It’s us. And I’m good with that.

Leadership Tomorrow is a community-based leadership development program powered by Vermilion Advantage. Class 36 marks my fifth year facilitating this program—and this year, we tried something new.

We launched the Solution Summit: a four-day, design sprint-style workshop where participants identify a complex community challenge, research it in real-time, and pitch solutions to a live audience by the end of the week. It’s fast, it’s hands-on, and it’s designed to stretch both thinking and leadership capacity. We didn’t want learning about leadership—we wanted leaders in action.

Each of the 18 participants joined a small team, choosing to work on one of three critical issues:

  • Mental health in working adults

  • Workforce development and employee resiliency

  • Community perception and unity

They’re not just studying problems—they’re actively working them. Framing better questions, seeking local context, conducting field research, and generating momentum that lasts beyond Thursday’s final pitch.

Eight community mentors—seasoned leaders who know these issues inside and out—have stepped into this space to support, challenge, and guide. They aren’t here to give answers. They’re here to promote deeper thinking, offer real-world context, and keep each team rooted in the realities of our community.

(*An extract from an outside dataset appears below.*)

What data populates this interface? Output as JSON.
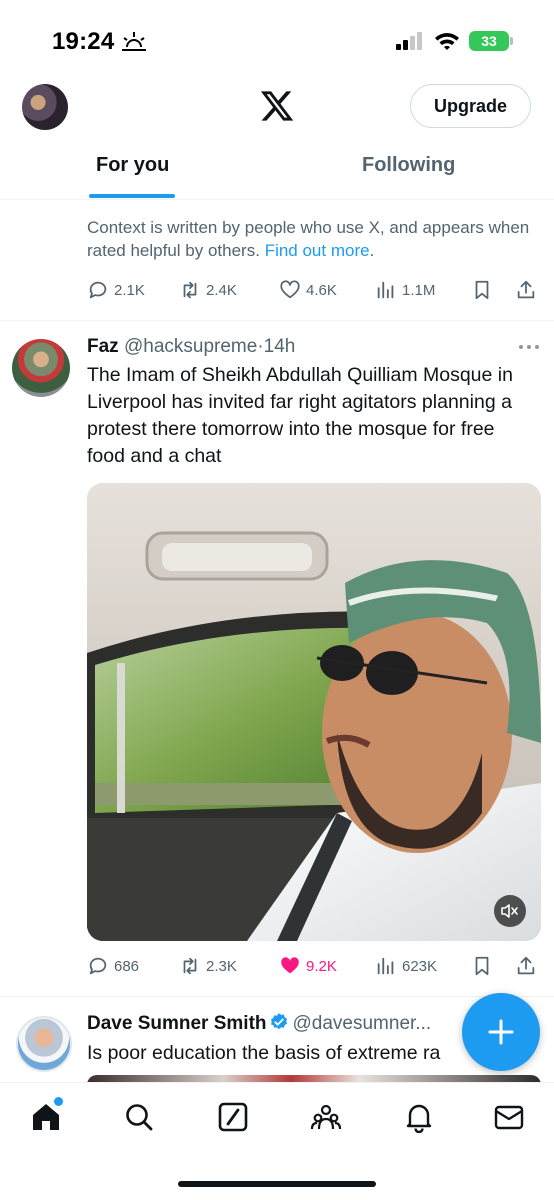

Their presence has shaped the tone of this entire experience: serious, grounded, and full of possibility.

We built the Solution Summit to model what effective facilitation looks like in the wild: inspired mentorship, structured creativity, serious inquiry, and intentional collaboration. This isn’t a PowerPoint-and-note-taking kind of week. It’s full-immersion, fast-moving, real-time strategy work. One of my favorite lines from a participant today? “No, the cavalry isn’t coming.”

He’s right. The cavalry isn’t coming. It’s us.

“No, the cavalry isn’t coming.” That’s the refrain we keep circling back to in these rooms—over flip charts and laptops and shared snacks. These aren’t theoretical issues we’re poking at. They are personal, persistent, and deeply woven into the future of our region. What’s inspiring isn’t just that these participants are willing to wrestle with them—it’s how seriously they’re taking the responsibility to do it well.

As the facilitator, I get to hold the wide-angle lens. I get to watch these leaders—some in their twenties, others with decades of experience—step into rooms filled with ambiguity and roll up their sleeves anyway. They’re giving their time, energy, and brainpower to problems no one has solved yet. And they’re doing it with humility, curiosity, and a sense of collective ownership.

By 10 a.m. this morning, on Day 2, these teams had lined up 30 in-person interviews with community leaders. The Mayor. The County Board Chair. Counselman. Superintendents. CEOs. Fundraisers. Executive Directors. Business owners. They made time—on short notice—because someone from this class called and asked.

That’s Danville.

A town where when someone says, “I care and I want to help,” and people show up to meet them at the table.

To the leaders who answered the call: thank you. Your willingness to be part of these conversations—honest, vulnerable, unscripted—is the heartbeat of this experience. These aren’t polished consultants or visiting academics. These are your neighbors, your next board members, your future collaborators. And you didn’t just tell them they mattered. You proved it.

And after today, I’m good with that.

From my seat, it’s been fascinating to watch three separate teams tackle three different issues and somehow circle around the same ideas. Collaboration. Trust. Connection. The way they speak about these challenges feels like someone layered a Venn diagram over their work—different voices, shared roots. Even on breaks, these teams are scribbling ideas and cheering each other on. It’s chaos in stereo—but a kind of chaos I’d happily recreate again and again.

This role—getting to help design this space, guide the process, and watch these teams move from uncertainty to action—it’s a privilege. And it’s a responsibility I don’t take lightly. Leadership is a verb here. And I’m honored to help bring it to life.

So if you’re wondering whether these 18 leaders will make an impact—they already are.

And this isn’t the last you’ll see of them.